= Pseudo-John =

Authors who wrote as Saints John

Pseudo-John is the name given to pseudepigraphical authors who wrote in the name of various early Christian church leaders named John to give their own works greater legitimacy. Works attributed to a Pseudo-John include:
- Works written in the name of John the Apostle or John the Evangelist:
  - Apocalypse of Pseudo-John, a pseudo-prophetic text based on the Book of Daniel 10.1-12.13,45 concerning the end of time.
  - Liber de Dormitione Mariae, an apocryphal narrative of the death of Mary (5th or 6th century)

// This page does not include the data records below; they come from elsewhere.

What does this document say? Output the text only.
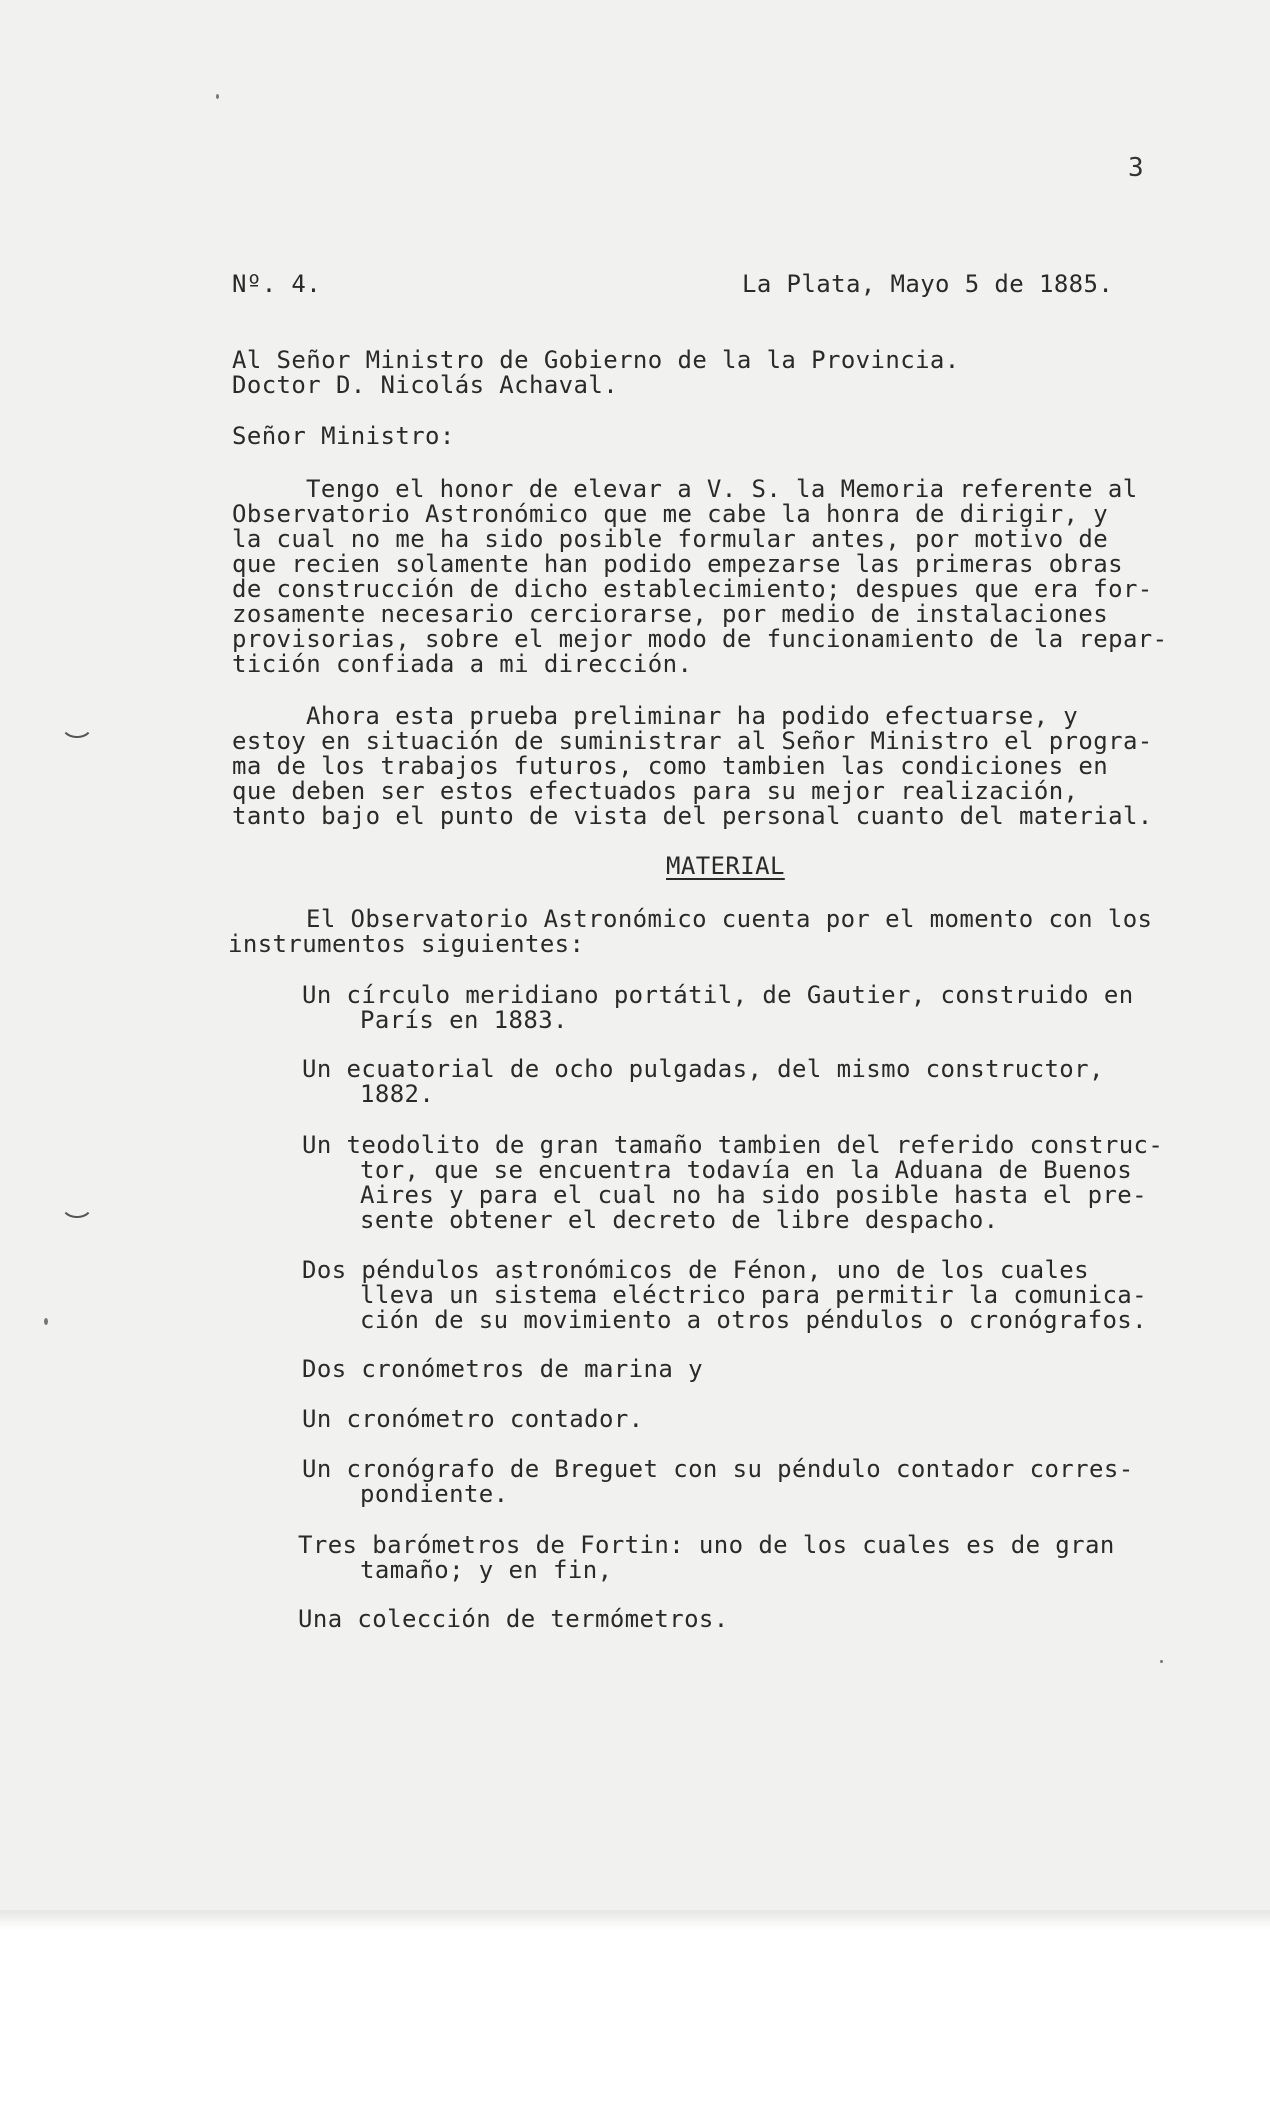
3
Nº. 4.	La Plata, Mayo 5 de 1885.
Al Señor Ministro de Gobierno de la la Provincia.
Doctor D. Nicolás Achaval.
Señor Ministro:
Tengo el honor de elevar a V. S. la Memoria referente al
Observatorio Astronómico que me cabe la honra de dirigir, y
la cual no me ha sido posible formular antes, por motivo de
que recien solamente han podido empezarse las primeras obras
de construcción de dicho establecimiento; despues que era for-
zosamente necesario cerciorarse, por medio de instalaciones
provisorias, sobre el mejor modo de funcionamiento de la repar-
tición confiada a mi dirección.
Ahora esta prueba preliminar ha podido efectuarse, y
estoy en situación de suministrar al Señor Ministro el progra-
ma de los trabajos futuros, como tambien las condiciones en
que deben ser estos efectuados para su mejor realización,
tanto bajo el punto de vista del personal cuanto del material.
MATERIAL
El Observatorio Astronómico cuenta por el momento con los
instrumentos siguientes:
Un círculo meridiano portátil, de Gautier, construido en
París en 1883.
Un ecuatorial de ocho pulgadas, del mismo constructor,
1882.
Un teodolito de gran tamaño tambien del referido construc-
tor, que se encuentra todavía en la Aduana de Buenos
Aires y para el cual no ha sido posible hasta el pre-
sente obtener el decreto de libre despacho.
Dos péndulos astronómicos de Fénon, uno de los cuales
lleva un sistema eléctrico para permitir la comunica-
ción de su movimiento a otros péndulos o cronógrafos.
Dos cronómetros de marina y
Un cronómetro contador.
Un cronógrafo de Breguet con su péndulo contador corres-
pondiente.
Tres barómetros de Fortin: uno de los cuales es de gran
tamaño; y en fin,
Una colección de termómetros.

  - Apocryphon of John, a 2nd-century Sethian text
- Works written in the name of John of Damascus, called the Pseudo-Damascene, Pseudo–John of Damascus, or Pseudo–John Damascene:
  - Epistula ad Theophilum imperatorem de sanctis et venerandis imaginibus
  - Sacra parallela
  - De iis qui in fide dormierunt (Concerning those who have died in the faith). Rejected as spurious by Francisco Suárez, Bellarmine, and Le Quien, on account of its doctrinal discrepancies and its fabulous character.
- Works written in the name of John Chrysostom, called Pseudo-Chrysostom:
  - Opus Imperfectum in Matthaeum, comments on the Gospel of Matthew ostensibly collected from secondary manuscripts.

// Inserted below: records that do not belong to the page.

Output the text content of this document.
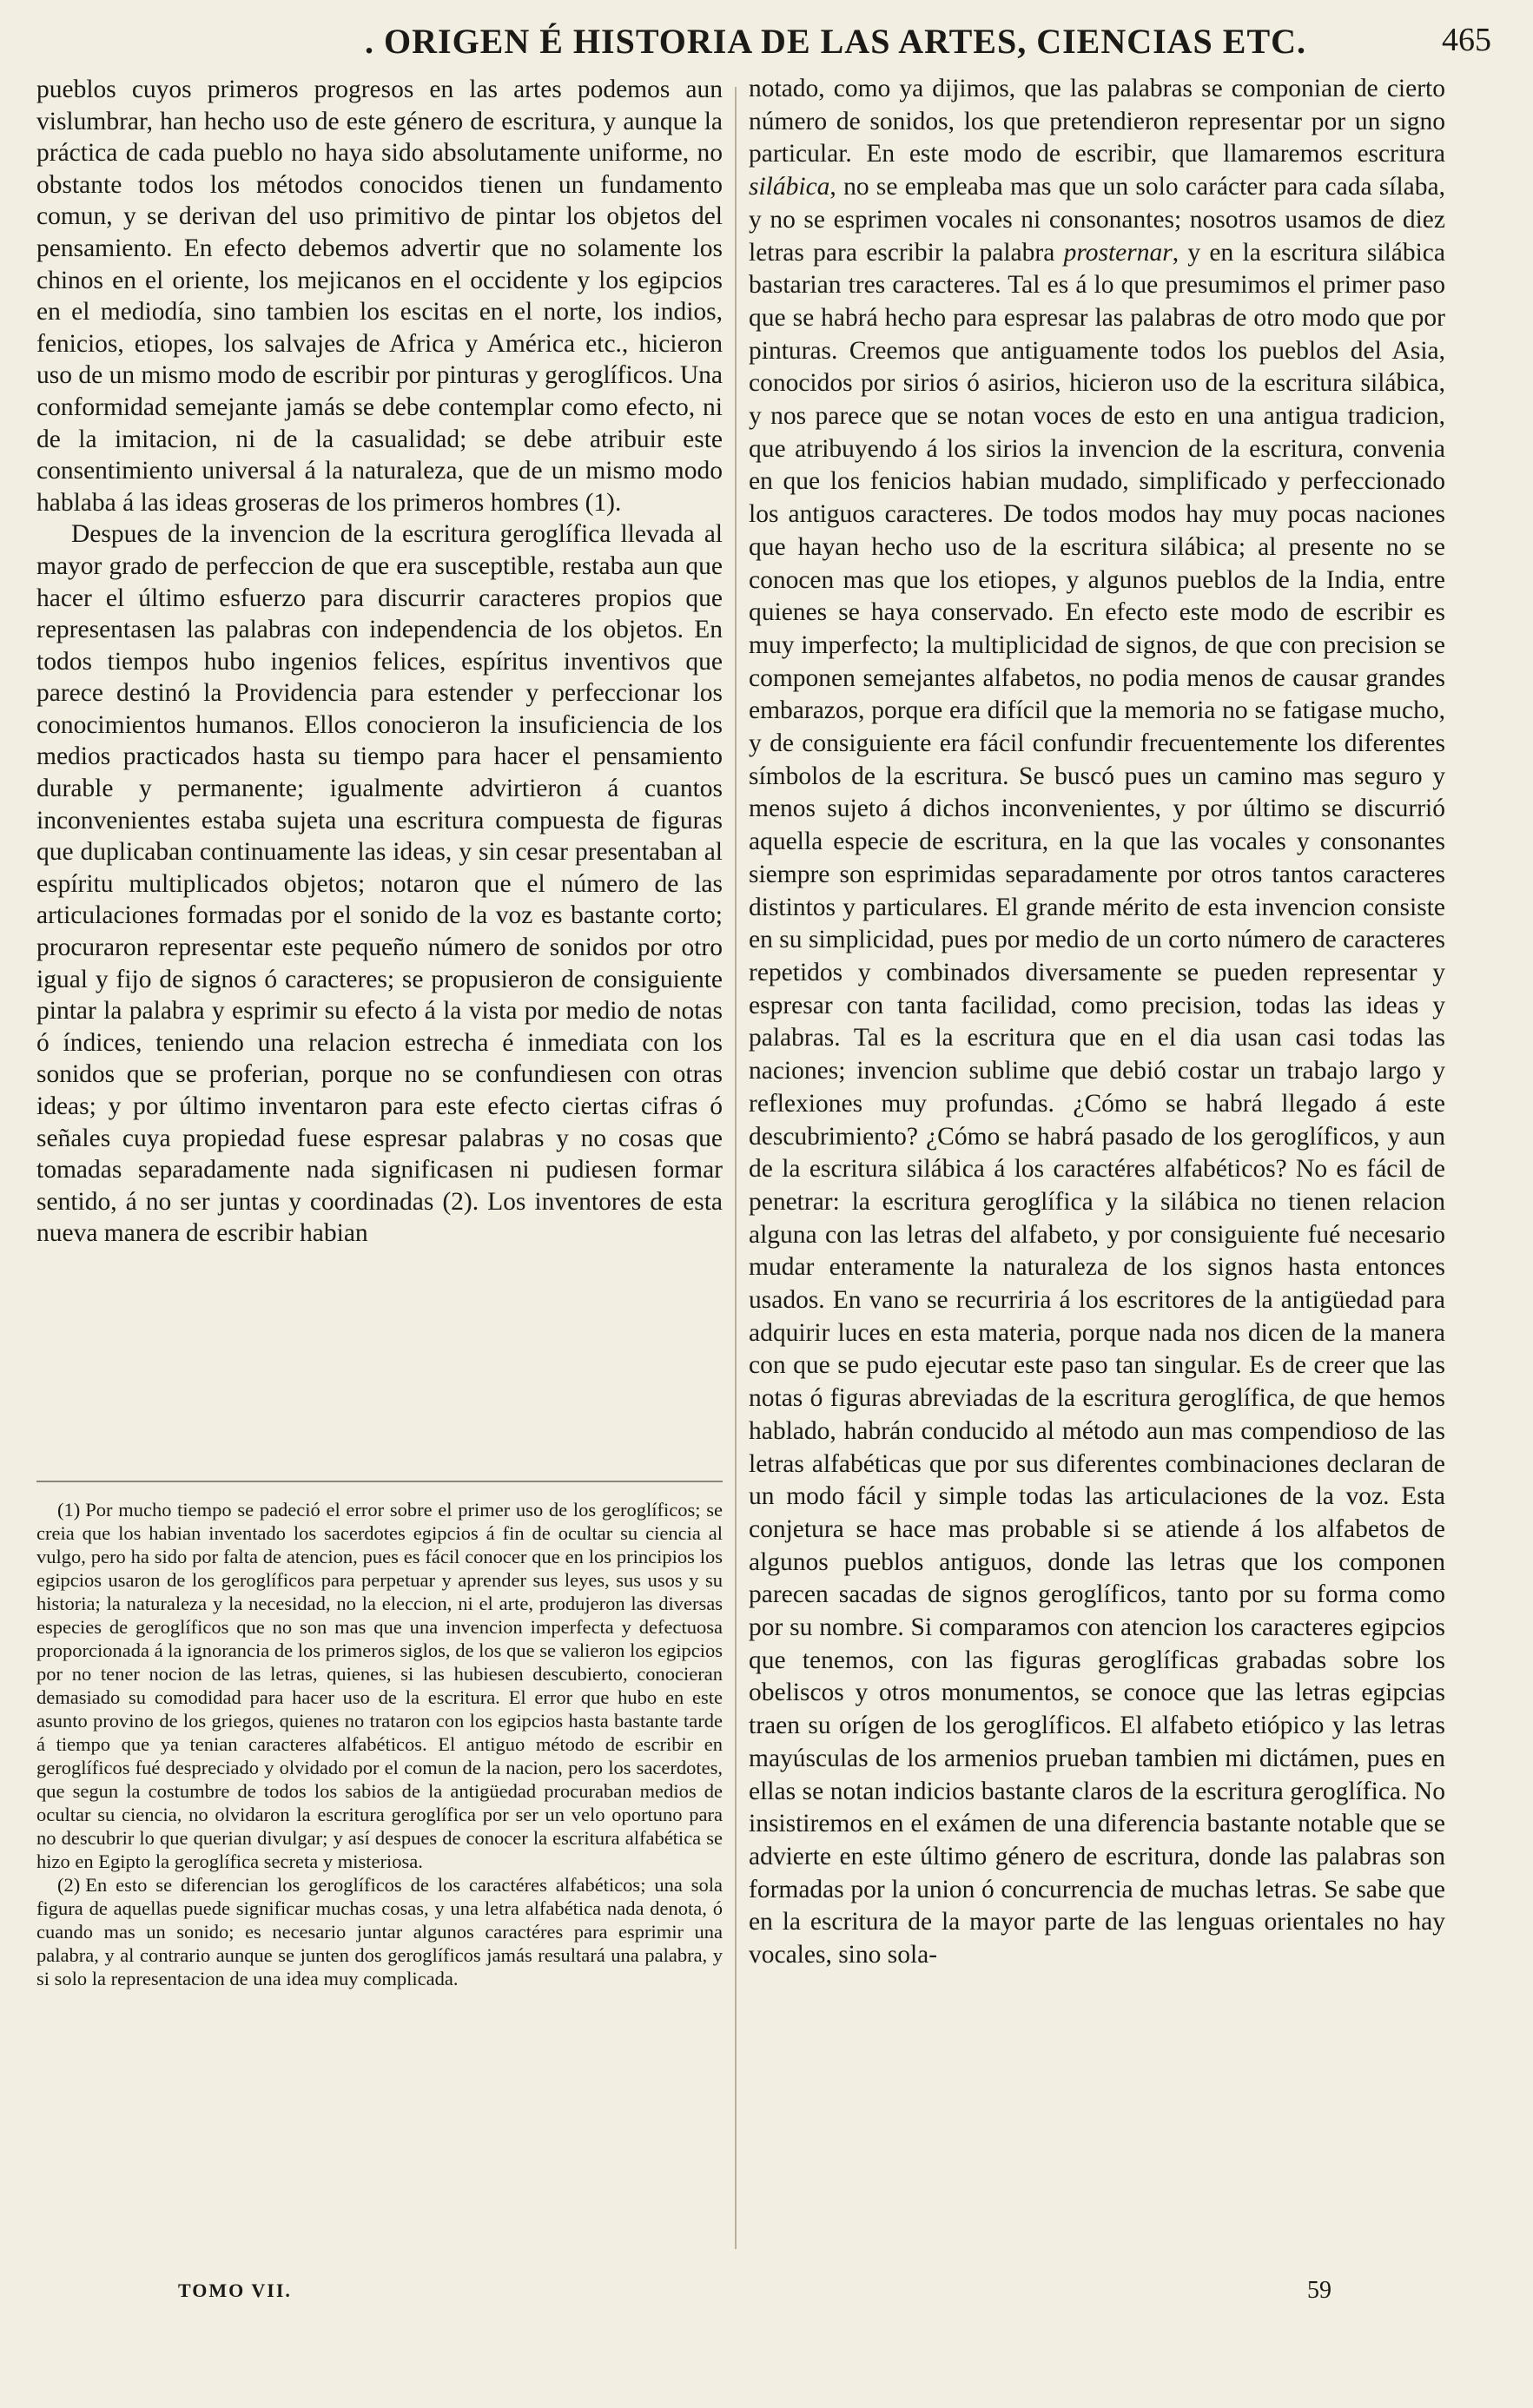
. ORIGEN É HISTORIA DE LAS ARTES, CIENCIAS ETC.	465

pueblos cuyos primeros progresos en las artes podemos aun vislumbrar, han hecho uso de este género de escritura, y aunque la práctica de cada pueblo no haya sido absolutamente uniforme, no obstante todos los métodos conocidos tienen un fundamento comun, y se derivan del uso primitivo de pintar los objetos del pensamiento. En efecto debemos advertir que no solamente los chinos en el oriente, los mejicanos en el occidente y los egipcios en el mediodía, sino tambien los escitas en el norte, los indios, fenicios, etiopes, los salvajes de Africa y América etc., hicieron uso de un mismo modo de escribir por pinturas y geroglíficos. Una conformidad semejante jamás se debe contemplar como efecto, ni de la imitacion, ni de la casualidad; se debe atribuir este consentimiento universal á la naturaleza, que de un mismo modo hablaba á las ideas groseras de los primeros hombres (1).

Despues de la invencion de la escritura geroglífica llevada al mayor grado de perfeccion de que era susceptible, restaba aun que hacer el último esfuerzo para discurrir caracteres propios que representasen las palabras con independencia de los objetos. En todos tiempos hubo ingenios felices, espíritus inventivos que parece destinó la Providencia para estender y perfeccionar los conocimientos humanos. Ellos conocieron la insuficiencia de los medios practicados hasta su tiempo para hacer el pensamiento durable y permanente; igualmente advirtieron á cuantos inconvenientes estaba sujeta una escritura compuesta de figuras que duplicaban continuamente las ideas, y sin cesar presentaban al espíritu multiplicados objetos; notaron que el número de las articulaciones formadas por el sonido de la voz es bastante corto; procuraron representar este pequeño número de sonidos por otro igual y fijo de signos ó caracteres; se propusieron de consiguiente pintar la palabra y esprimir su efecto á la vista por medio de notas ó índices, teniendo una relacion estrecha é inmediata con los sonidos que se proferian, porque no se confundiesen con otras ideas; y por último inventaron para este efecto ciertas cifras ó señales cuya propiedad fuese espresar palabras y no cosas que tomadas separadamente nada significasen ni pudiesen formar sentido, á no ser juntas y coordinadas (2). Los inventores de esta nueva manera de escribir habian

(1) Por mucho tiempo se padeció el error sobre el primer uso de los geroglíficos; se creia que los habian inventado los sacerdotes egipcios á fin de ocultar su ciencia al vulgo, pero ha sido por falta de atencion, pues es fácil conocer que en los principios los egipcios usaron de los geroglíficos para perpetuar y aprender sus leyes, sus usos y su historia; la naturaleza y la necesidad, no la eleccion, ni el arte, produjeron las diversas especies de geroglíficos que no son mas que una invencion imperfecta y defectuosa proporcionada á la ignorancia de los primeros siglos, de los que se valieron los egipcios por no tener nocion de las letras, quienes, si las hubiesen descubierto, conocieran demasiado su comodidad para hacer uso de la escritura. El error que hubo en este asunto provino de los griegos, quienes no trataron con los egipcios hasta bastante tarde á tiempo que ya tenian caracteres alfabéticos. El antiguo método de escribir en geroglíficos fué despreciado y olvidado por el comun de la nacion, pero los sacerdotes, que segun la costumbre de todos los sabios de la antigüedad procuraban medios de ocultar su ciencia, no olvidaron la escritura geroglífica por ser un velo oportuno para no descubrir lo que querian divulgar; y así despues de conocer la escritura alfabética se hizo en Egipto la geroglífica secreta y misteriosa.

(2) En esto se diferencian los geroglíficos de los caractéres alfabéticos; una sola figura de aquellas puede significar muchas cosas, y una letra alfabética nada denota, ó cuando mas un sonido; es necesario juntar algunos caractéres para esprimir una palabra, y al contrario aunque se junten dos geroglíficos jamás resultará una palabra, y si solo la representacion de una idea muy complicada.

notado, como ya dijimos, que las palabras se componian de cierto número de sonidos, los que pretendieron representar por un signo particular. En este modo de escribir, que llamaremos escritura silábica, no se empleaba mas que un solo carácter para cada sílaba, y no se esprimen vocales ni consonantes; nosotros usamos de diez letras para escribir la palabra prosternar, y en la escritura silábica bastarian tres caracteres. Tal es á lo que presumimos el primer paso que se habrá hecho para espresar las palabras de otro modo que por pinturas. Creemos que antiguamente todos los pueblos del Asia, conocidos por sirios ó asirios, hicieron uso de la escritura silábica, y nos parece que se notan voces de esto en una antigua tradicion, que atribuyendo á los sirios la invencion de la escritura, convenia en que los fenicios habian mudado, simplificado y perfeccionado los antiguos caracteres. De todos modos hay muy pocas naciones que hayan hecho uso de la escritura silábica; al presente no se conocen mas que los etiopes, y algunos pueblos de la India, entre quienes se haya conservado. En efecto este modo de escribir es muy imperfecto; la multiplicidad de signos, de que con precision se componen semejantes alfabetos, no podia menos de causar grandes embarazos, porque era difícil que la memoria no se fatigase mucho, y de consiguiente era fácil confundir frecuentemente los diferentes símbolos de la escritura. Se buscó pues un camino mas seguro y menos sujeto á dichos inconvenientes, y por último se discurrió aquella especie de escritura, en la que las vocales y consonantes siempre son esprimidas separadamente por otros tantos caracteres distintos y particulares. El grande mérito de esta invencion consiste en su simplicidad, pues por medio de un corto número de caracteres repetidos y combinados diversamente se pueden representar y espresar con tanta facilidad, como precision, todas las ideas y palabras. Tal es la escritura que en el dia usan casi todas las naciones; invencion sublime que debió costar un trabajo largo y reflexiones muy profundas. ¿Cómo se habrá llegado á este descubrimiento? ¿Cómo se habrá pasado de los geroglíficos, y aun de la escritura silábica á los caractéres alfabéticos? No es fácil de penetrar: la escritura geroglífica y la silábica no tienen relacion alguna con las letras del alfabeto, y por consiguiente fué necesario mudar enteramente la naturaleza de los signos hasta entonces usados. En vano se recurriria á los escritores de la antigüedad para adquirir luces en esta materia, porque nada nos dicen de la manera con que se pudo ejecutar este paso tan singular. Es de creer que las notas ó figuras abreviadas de la escritura geroglífica, de que hemos hablado, habrán conducido al método aun mas compendioso de las letras alfabéticas que por sus diferentes combinaciones declaran de un modo fácil y simple todas las articulaciones de la voz. Esta conjetura se hace mas probable si se atiende á los alfabetos de algunos pueblos antiguos, donde las letras que los componen parecen sacadas de signos geroglíficos, tanto por su forma como por su nombre. Si comparamos con atencion los caracteres egipcios que tenemos, con las figuras geroglíficas grabadas sobre los obeliscos y otros monumentos, se conoce que las letras egipcias traen su orígen de los geroglíficos. El alfabeto etiópico y las letras mayúsculas de los armenios prueban tambien mi dictámen, pues en ellas se notan indicios bastante claros de la escritura geroglífica. No insistiremos en el exámen de una diferencia bastante notable que se advierte en este último género de escritura, donde las palabras son formadas por la union ó concurrencia de muchas letras. Se sabe que en la escritura de la mayor parte de las lenguas orientales no hay vocales, sino sola-

TOMO VII.	59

  - The Encomium of John the Baptist, an apocryphal hagiography of John the Baptist.

The name Pseudo-John is not used for the authors of the Johannine works (the Gospel of John, the Epistles of John, and the Book of Revelation). The authors of some of these texts give their name as John, but did not write in the name of someone else.